Gaziantep
Earned military title 'Gazi' for resisting French siege (1920-21). Turkey's largest OIZ (43M sqm, 300,000 workers) produces 91% of national carpet output (~$2B exports). Absorbed 450,000+ Syrian refugees (25% pop increase) without economic collapse.
Gaziantep received the honorific 'Gazi' (veteran/warrior) from the Turkish Grand National Assembly in 1921 for its resistance against French occupation—one of only two Turkish cities awarded a military title. The 11-month siege (1920-1921) killed thousands but prevented France from incorporating the city into its Syrian mandate. Gaziantep survived because its residents chose collective defense over negotiated surrender—a cooperation-enforcement mechanism that echoes how weaver ant colonies coordinate thousands of workers to repel invaders through synchronized chemical signaling.

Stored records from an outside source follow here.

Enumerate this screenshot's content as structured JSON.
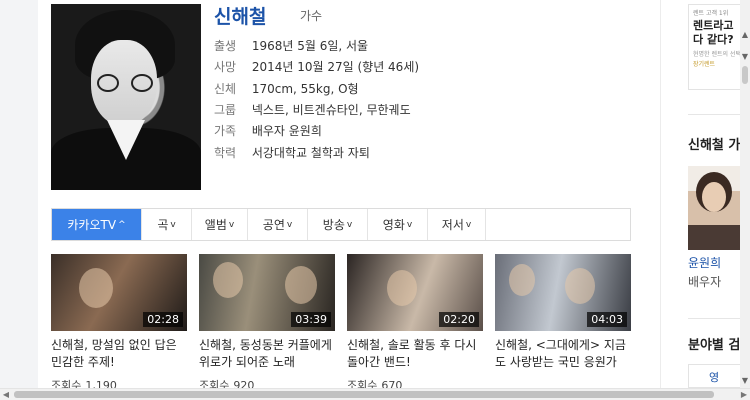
{
  "profile": {
    "name": "신해철",
    "job": "가수",
    "info": [
      {
        "key": "출생",
        "value": "1968년 5월 6일, 서울"
      },
      {
        "key": "사망",
        "value": "2014년 10월 27일 (향년 46세)"
      },
      {
        "key": "신체",
        "value": "170cm, 55kg, O형"
      },
      {
        "key": "그룹",
        "value": "넥스트, 비트겐슈타인, 무한궤도"
      },
      {
        "key": "가족",
        "value": "배우자 윤원희"
      },
      {
        "key": "학력",
        "value": "서강대학교 철학과 자퇴"
      }
    ]
  },
  "tabs": [
    {
      "label": "카카오TV",
      "chevron": "^",
      "active": true
    },
    {
      "label": "곡",
      "chevron": "v"
    },
    {
      "label": "앨범",
      "chevron": "v"
    },
    {
      "label": "공연",
      "chevron": "v"
    },
    {
      "label": "방송",
      "chevron": "v"
    },
    {
      "label": "영화",
      "chevron": "v"
    },
    {
      "label": "저서",
      "chevron": "v"
    }
  ],
  "videos": [
    {
      "title": "신해철, 망설임 없인 답은 민감한 주제!",
      "duration": "02:28",
      "views_label": "조회수",
      "views": "1,190"
    },
    {
      "title": "신해철, 동성동본 커플에게 위로가 되어준 노래",
      "duration": "03:39",
      "views_label": "조회수",
      "views": "920"
    },
    {
      "title": "신해철, 솔로 활동 후 다시 돌아간 밴드!",
      "duration": "02:20",
      "views_label": "조회수",
      "views": "670"
    },
    {
      "title": "신해철, <그대에게> 지금도 사랑받는 국민 응원가 ...",
      "duration": "04:03",
      "views_label": "",
      "views": ""
    }
  ],
  "right": {
    "ad_top": "렌트 고객 1위",
    "ad_main": "렌트라고\n다 같다?",
    "ad_sub": "현명한 렌트의 선택",
    "ad_brand": "장기렌트",
    "section1": "신해철 가",
    "spouse_name": "윤원희",
    "spouse_role": "배우자",
    "section2": "분야별 검",
    "box_text": "영"
  }
}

The city sits on trade routes that predate recorded history. Archaeological evidence at nearby Zeugma dates continuous settlement to at least 3000 BC. The Silk Road passed through here; so did Alexander the Great, Roman legions, Arab armies, Crusaders, Mongols, and Ottoman administrators. Each wave deposited cultural and commercial DNA without erasing what came before—ecological inheritance accumulating over five millennia. Gaziantep's baklava, protected by EU geographical indication since 2013, descends from five centuries of Ottoman confectionery technique layered onto older Levantine pastry traditions.
Modern Gaziantep is Turkey's sixth-largest province with 2.2 million residents across its metropolitan municipality, and the country's most industrialized economy outside Istanbul. The Organized Industrial Zone—Turkey's largest, spanning 43 million square meters across five zones—employs 300,000 workers producing textiles, processed food, machinery, and chemicals. Machine-made carpet production alone accounts for 91% of Turkey's total output, generating roughly $2 billion in exports. Small and medium enterprises (95% of businesses) operate through dense family networks that function as kin-selection systems, concentrating investment within extended clan structures the way fig wasps channel all reproductive effort through a single host relationship.
The Syrian civil war deposited over 450,000 refugees in Gaziantep—increasing the population by roughly 25%. Rather than collapsing, the industrial base demonstrated phenotypic plasticity: absorbing refugee labor into textile and food processing, lowering production costs and expanding output without changing its fundamental economic structure. UNESCO designated Gaziantep a Creative City of Gastronomy in 2015. The city demonstrates adaptive radiation—a single industrial culture diversifying into new niches as external pressures reshape the competitive landscape.